El día empezó muy mal.
Me quedé dormida y llegué tarde al trabajo.
Todo lo que sucedió en la oficina contribuyó a mi ataque de nervios.
Para cuando llegué a la parada del autobús en mi viaje de regreso a
casa, tenía un gran nudo en el estómago.
Como
de costumbre, el autobús llegó tarde… y atestado. Tuve que ir de pie en
el pasillo.
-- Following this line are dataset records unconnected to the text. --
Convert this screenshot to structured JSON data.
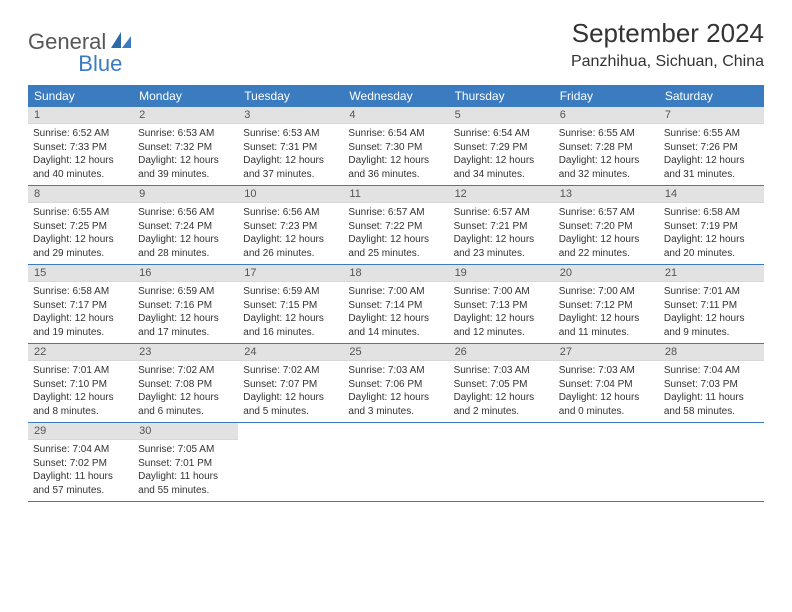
{
  "logo": {
    "general": "General",
    "blue": "Blue"
  },
  "title": "September 2024",
  "location": "Panzhihua, Sichuan, China",
  "colors": {
    "header_bg": "#3b7bbf",
    "daynum_bg": "#e2e2e2",
    "text": "#333333",
    "logo_gray": "#575757",
    "logo_blue": "#3b7bbf"
  },
  "weekdays": [
    "Sunday",
    "Monday",
    "Tuesday",
    "Wednesday",
    "Thursday",
    "Friday",
    "Saturday"
  ],
  "days": [
    {
      "n": "1",
      "sr": "6:52 AM",
      "ss": "7:33 PM",
      "dl": "12 hours and 40 minutes."
    },
    {
      "n": "2",
      "sr": "6:53 AM",
      "ss": "7:32 PM",
      "dl": "12 hours and 39 minutes."
    },
    {
      "n": "3",
      "sr": "6:53 AM",
      "ss": "7:31 PM",
      "dl": "12 hours and 37 minutes."
    },
    {
      "n": "4",
      "sr": "6:54 AM",
      "ss": "7:30 PM",
      "dl": "12 hours and 36 minutes."
    },
    {
      "n": "5",
      "sr": "6:54 AM",
      "ss": "7:29 PM",
      "dl": "12 hours and 34 minutes."
    },
    {
      "n": "6",
      "sr": "6:55 AM",
      "ss": "7:28 PM",
      "dl": "12 hours and 32 minutes."
    },
    {
      "n": "7",
      "sr": "6:55 AM",
      "ss": "7:26 PM",
      "dl": "12 hours and 31 minutes."
    },
    {
      "n": "8",
      "sr": "6:55 AM",
      "ss": "7:25 PM",
      "dl": "12 hours and 29 minutes."
    },
    {
      "n": "9",
      "sr": "6:56 AM",
      "ss": "7:24 PM",
      "dl": "12 hours and 28 minutes."
    },
    {
      "n": "10",
      "sr": "6:56 AM",
      "ss": "7:23 PM",
      "dl": "12 hours and 26 minutes."
    },
    {
      "n": "11",
      "sr": "6:57 AM",
      "ss": "7:22 PM",
      "dl": "12 hours and 25 minutes."
    },
    {
      "n": "12",
      "sr": "6:57 AM",
      "ss": "7:21 PM",
      "dl": "12 hours and 23 minutes."
    },
    {
      "n": "13",
      "sr": "6:57 AM",
      "ss": "7:20 PM",
      "dl": "12 hours and 22 minutes."
    },
    {
      "n": "14",
      "sr": "6:58 AM",
      "ss": "7:19 PM",
      "dl": "12 hours and 20 minutes."
    },
    {
      "n": "15",
      "sr": "6:58 AM",
      "ss": "7:17 PM",
      "dl": "12 hours and 19 minutes."
    },
    {
      "n": "16",
      "sr": "6:59 AM",
      "ss": "7:16 PM",
      "dl": "12 hours and 17 minutes."
    },
    {
      "n": "17",
      "sr": "6:59 AM",
      "ss": "7:15 PM",
      "dl": "12 hours and 16 minutes."
    },
    {
      "n": "18",
      "sr": "7:00 AM",
      "ss": "7:14 PM",
      "dl": "12 hours and 14 minutes."
    },
    {
      "n": "19",
      "sr": "7:00 AM",
      "ss": "7:13 PM",
      "dl": "12 hours and 12 minutes."
    },
    {
      "n": "20",
      "sr": "7:00 AM",
      "ss": "7:12 PM",
      "dl": "12 hours and 11 minutes."
    },
    {
      "n": "21",
      "sr": "7:01 AM",
      "ss": "7:11 PM",
      "dl": "12 hours and 9 minutes."
    },
    {
      "n": "22",
      "sr": "7:01 AM",
      "ss": "7:10 PM",
      "dl": "12 hours and 8 minutes."
    },
    {
      "n": "23",
      "sr": "7:02 AM",
      "ss": "7:08 PM",
      "dl": "12 hours and 6 minutes."
    },
    {
      "n": "24",
      "sr": "7:02 AM",
      "ss": "7:07 PM",
      "dl": "12 hours and 5 minutes."
    },
    {
      "n": "25",
      "sr": "7:03 AM",
      "ss": "7:06 PM",
      "dl": "12 hours and 3 minutes."
    },
    {
      "n": "26",
      "sr": "7:03 AM",
      "ss": "7:05 PM",
      "dl": "12 hours and 2 minutes."
    },
    {
      "n": "27",
      "sr": "7:03 AM",
      "ss": "7:04 PM",
      "dl": "12 hours and 0 minutes."
    },
    {
      "n": "28",
      "sr": "7:04 AM",
      "ss": "7:03 PM",
      "dl": "11 hours and 58 minutes."
    },
    {
      "n": "29",
      "sr": "7:04 AM",
      "ss": "7:02 PM",
      "dl": "11 hours and 57 minutes."
    },
    {
      "n": "30",
      "sr": "7:05 AM",
      "ss": "7:01 PM",
      "dl": "11 hours and 55 minutes."
    }
  ],
  "labels": {
    "sunrise": "Sunrise:",
    "sunset": "Sunset:",
    "daylight": "Daylight:"
  }
}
Mientras el bamboleante vehículo me lanzaba en todas
direcciones, mi depresión se hacía más profunda.
Entonces escuché una voz grave que salía del frente:
-Hermoso día, ¿verdad?
Debido a la aglomeración de público, no podía ver al hombre, pero
podía escucharlo mientras seguía comentando el panorama primaveral,
llamando la atención hacia cada punto importante que se avistaba: esta
iglesia, ese parque, aquel cementerio, la estación de bomberos.
Pronto todos los pasajeros estaban mirando por las ventanillas. El
entusiasmo del hombre era tan contagioso que me sorprendí sonriendo por
primera vez ese día. Llegamos a mi parada. Maniobrando hacia la puerta,
eché un vistazo a nuestro “guía”: una figura regordeta con una barba
oscura, que usaba espejuelos oscuros y llevaba un delgado bastón blanco.